Day 3: The burning lasted all day. I pulled out my numbing stuff from my after-birth stitches recovery and got an hour nap by covering my hands in Tucks pads. Heat is unbearable. Washing hands in anything other than cold water or preparing anything on the stove is out of the question. That night, no more sleep. I held ice again.
Day 4: My hands were better today, but they burned every time I touched anything. It was a relief to not be in constant myhandsareonfire pain, but I have to touch a lot of things between two kids still banned from daycare and a house to take care of. Typing was out of the question. My feet caught fire that night and kept me up for the THIRD night in a row. I soaked them all night.

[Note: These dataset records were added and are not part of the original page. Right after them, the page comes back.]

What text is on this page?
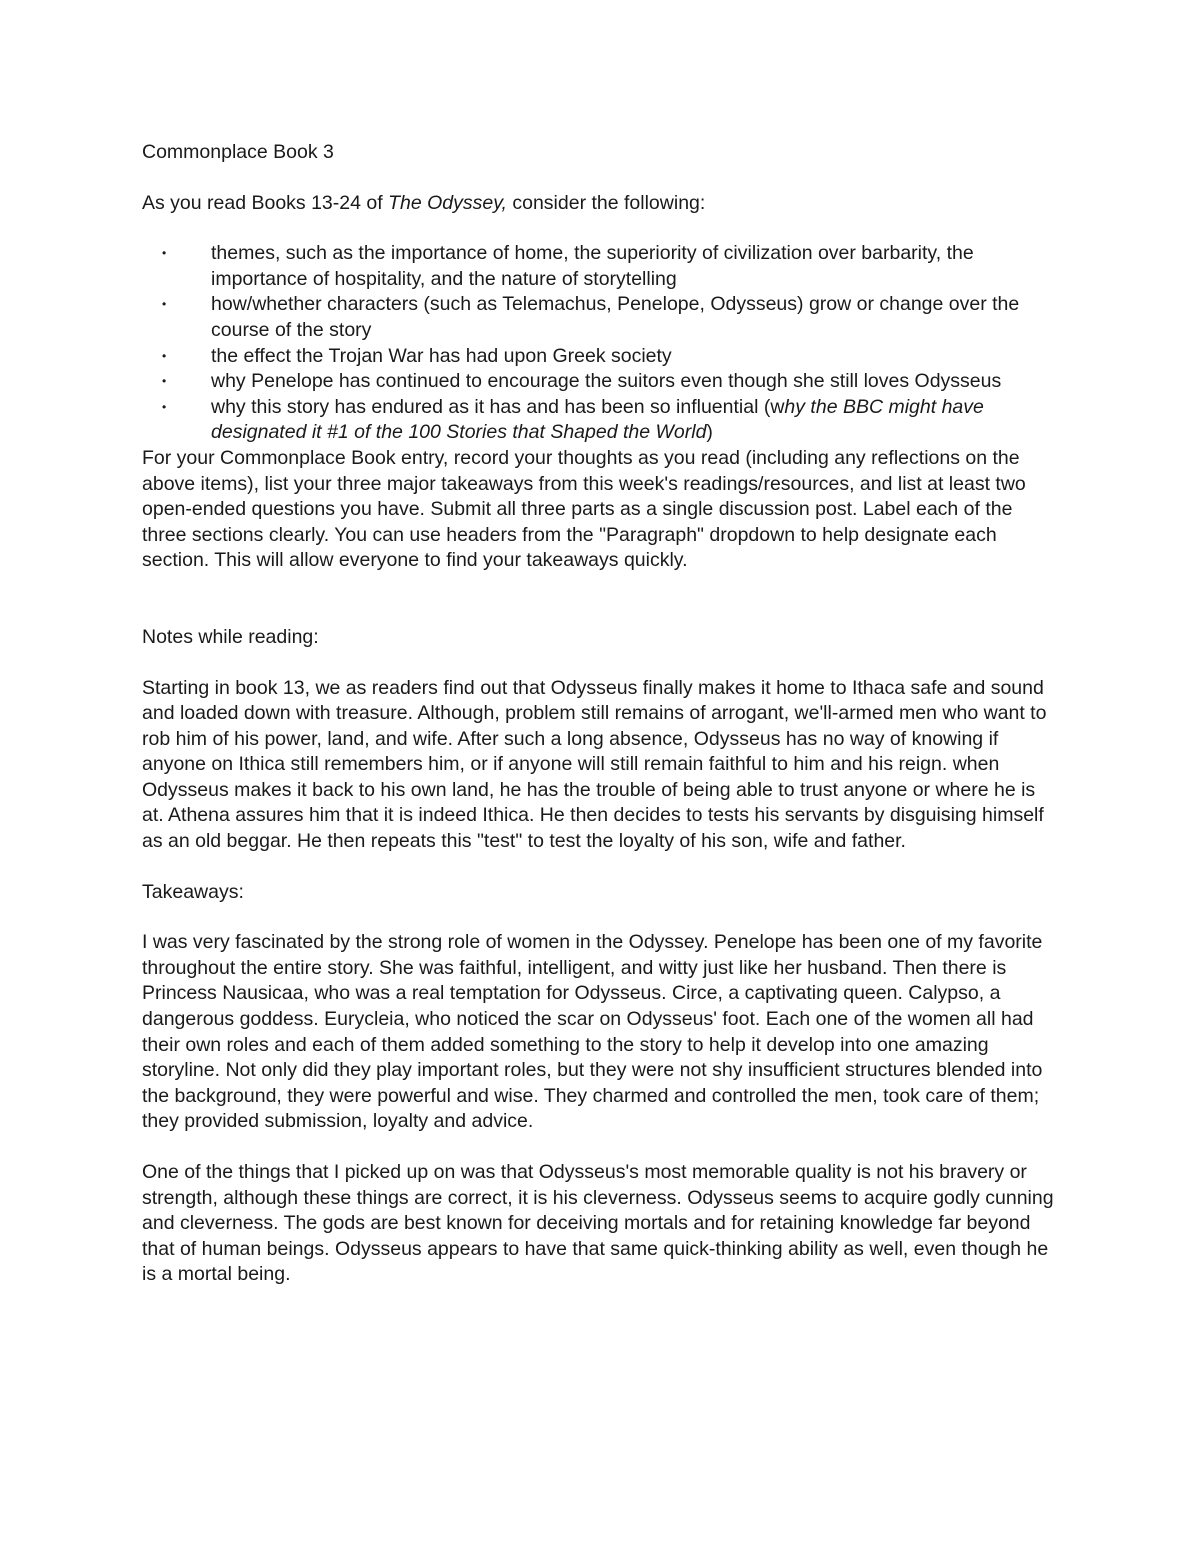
Commonplace Book 3

As you read Books 13-24 of The Odyssey, consider the following:

• themes, such as the importance of home, the superiority of civilization over barbarity, the importance of hospitality, and the nature of storytelling
• how/whether characters (such as Telemachus, Penelope, Odysseus) grow or change over the course of the story
• the effect the Trojan War has had upon Greek society
• why Penelope has continued to encourage the suitors even though she still loves Odysseus
• why this story has endured as it has and has been so influential (why the BBC might have designated it #1 of the 100 Stories that Shaped the World)

For your Commonplace Book entry, record your thoughts as you read (including any reflections on the above items), list your three major takeaways from this week's readings/resources, and list at least two open-ended questions you have. Submit all three parts as a single discussion post. Label each of the three sections clearly. You can use headers from the "Paragraph" dropdown to help designate each section. This will allow everyone to find your takeaways quickly.

Notes while reading:

Starting in book 13, we as readers find out that Odysseus finally makes it home to Ithaca safe and sound and loaded down with treasure. Although, problem still remains of arrogant, we'll-armed men who want to rob him of his power, land, and wife. After such a long absence, Odysseus has no way of knowing if anyone on Ithica still remembers him, or if anyone will still remain faithful to him and his reign. when Odysseus makes it back to his own land, he has the trouble of being able to trust anyone or where he is at. Athena assures him that it is indeed Ithica. He then decides to tests his servants by disguising himself as an old beggar. He then repeats this "test" to test the loyalty of his son, wife and father.

Takeaways:

I was very fascinated by the strong role of women in the Odyssey. Penelope has been one of my favorite throughout the entire story. She was faithful, intelligent, and witty just like her husband. Then there is Princess Nausicaa, who was a real temptation for Odysseus. Circe, a captivating queen. Calypso, a dangerous goddess. Eurycleia, who noticed the scar on Odysseus' foot. Each one of the women all had their own roles and each of them added something to the story to help it develop into one amazing storyline. Not only did they play important roles, but they were not shy insufficient structures blended into the background, they were powerful and wise. They charmed and controlled the men, took care of them; they provided submission, loyalty and advice.

One of the things that I picked up on was that Odysseus's most memorable quality is not his bravery or strength, although these things are correct, it is his cleverness. Odysseus seems to acquire godly cunning and cleverness. The gods are best known for deceiving mortals and for retaining knowledge far beyond that of human beings. Odysseus appears to have that same quick-thinking ability as well, even though he is a mortal being.
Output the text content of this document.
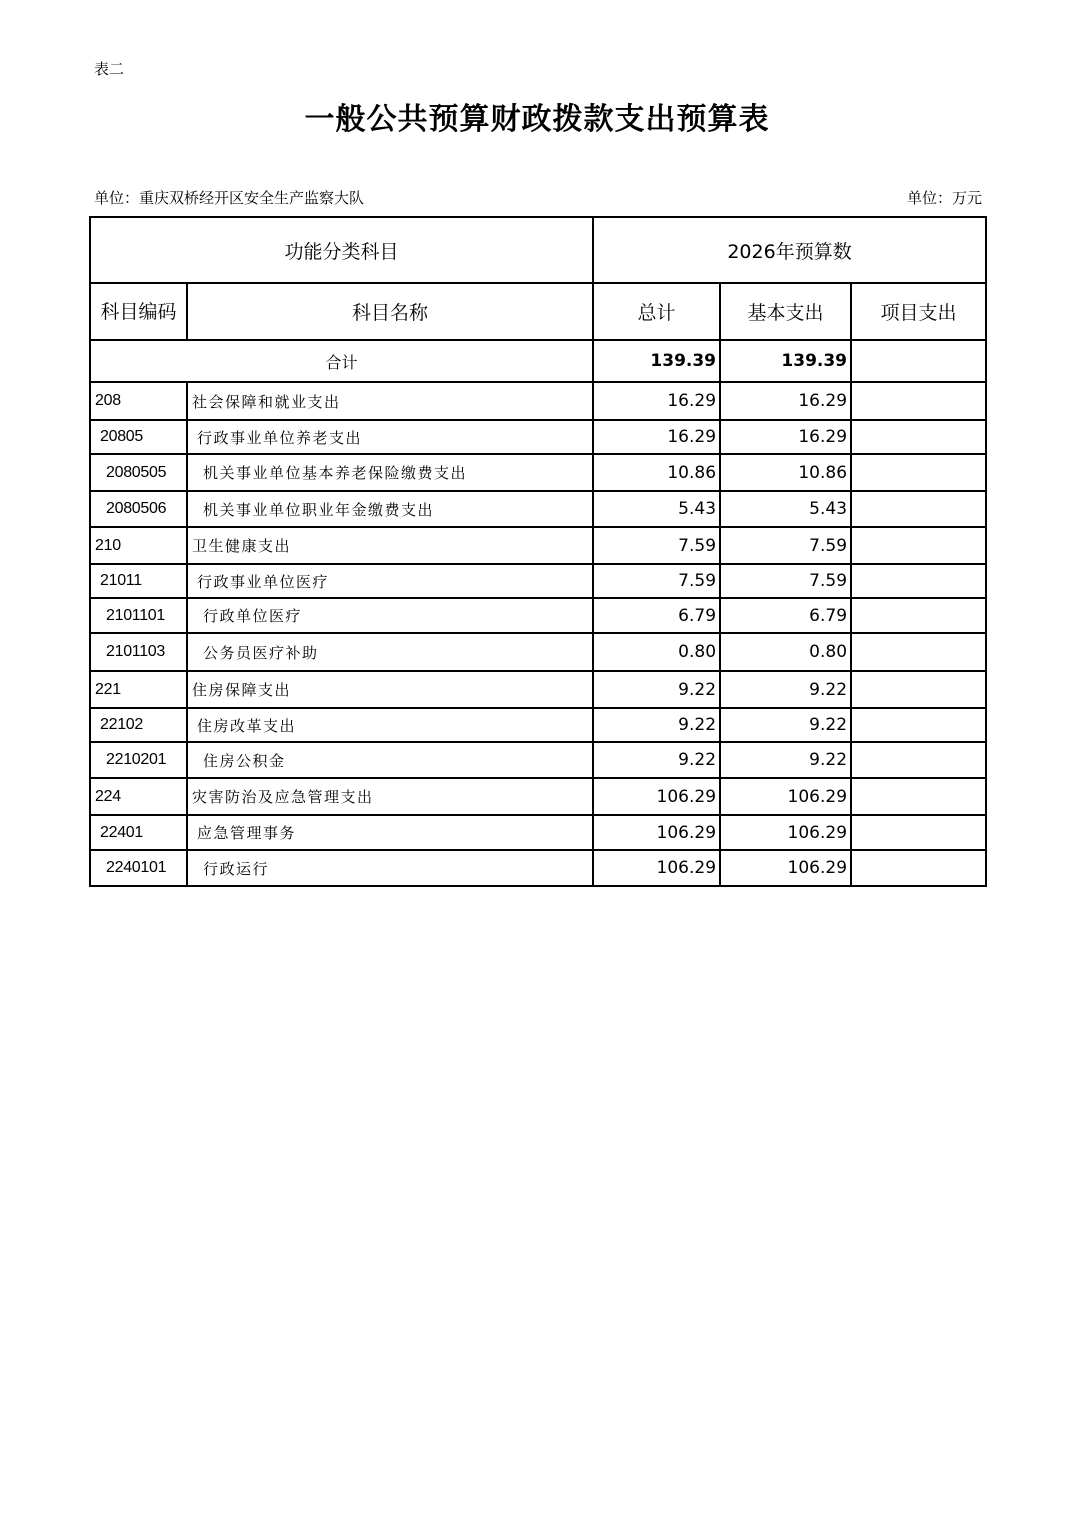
表二
一般公共预算财政拨款支出预算表
单位：重庆双桥经开区安全生产监察大队	单位：万元
功能分类科目		2026年预算数		
科目编码	科目名称	总计	基本支出	项目支出
合计		139.39	139.39	
208	社会保障和就业支出	16.29	16.29	
20805	行政事业单位养老支出	16.29	16.29	
2080505	机关事业单位基本养老保险缴费支出	10.86	10.86	
2080506	机关事业单位职业年金缴费支出	5.43	5.43	
210	卫生健康支出	7.59	7.59	
21011	行政事业单位医疗	7.59	7.59	
2101101	行政单位医疗	6.79	6.79	
2101103	公务员医疗补助	0.80	0.80	
221	住房保障支出	9.22	9.22	
22102	住房改革支出	9.22	9.22	
2210201	住房公积金	9.22	9.22	
224	灾害防治及应急管理支出	106.29	106.29	
22401	应急管理事务	106.29	106.29	
2240101	行政运行	106.29	106.29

Day 5: My hands are now completely numb. I feel like I am wearing rubber gloves- there is very dulled sensation in my fingertips. The spots are less red and angry today, but my hands look like they have aged 60 years. My feet are no longer on fire, but burn with every step. Blisters are between all of my toes. My mom freaks out that I don’t have any feeling in my hands and sends me back to the dr. I get in to my primary today, and he confirms that it’s the worst adult case he’s ever seen. “You look like a dermatology textbook worst case scenario.” He sends me home with a script for painkillers. Thank the Lord, with their help I manage to sleep that night.
Day 6: The pain is greatly lessened today.
Day 7: The peeling begins. After a day of relief, my hands are shedding like crazy, coming off in big chunks. I don’t think I’ll have fingerprints after this is over. And I’m slightly horrified because I’ve read that some kids shed their finger and toenails. Please, God, don’t let that be me. I have too many people to take care of.
I’ll keep updating in hopes that it helps another suffering mama out there find SOMETHING that says YES. ADULTS CAN GET THIS AND IT IS HORRIBLE. I wouldn’t wish this pain on anyone, and I’d trade giving birth naturally again for it ANY DAY.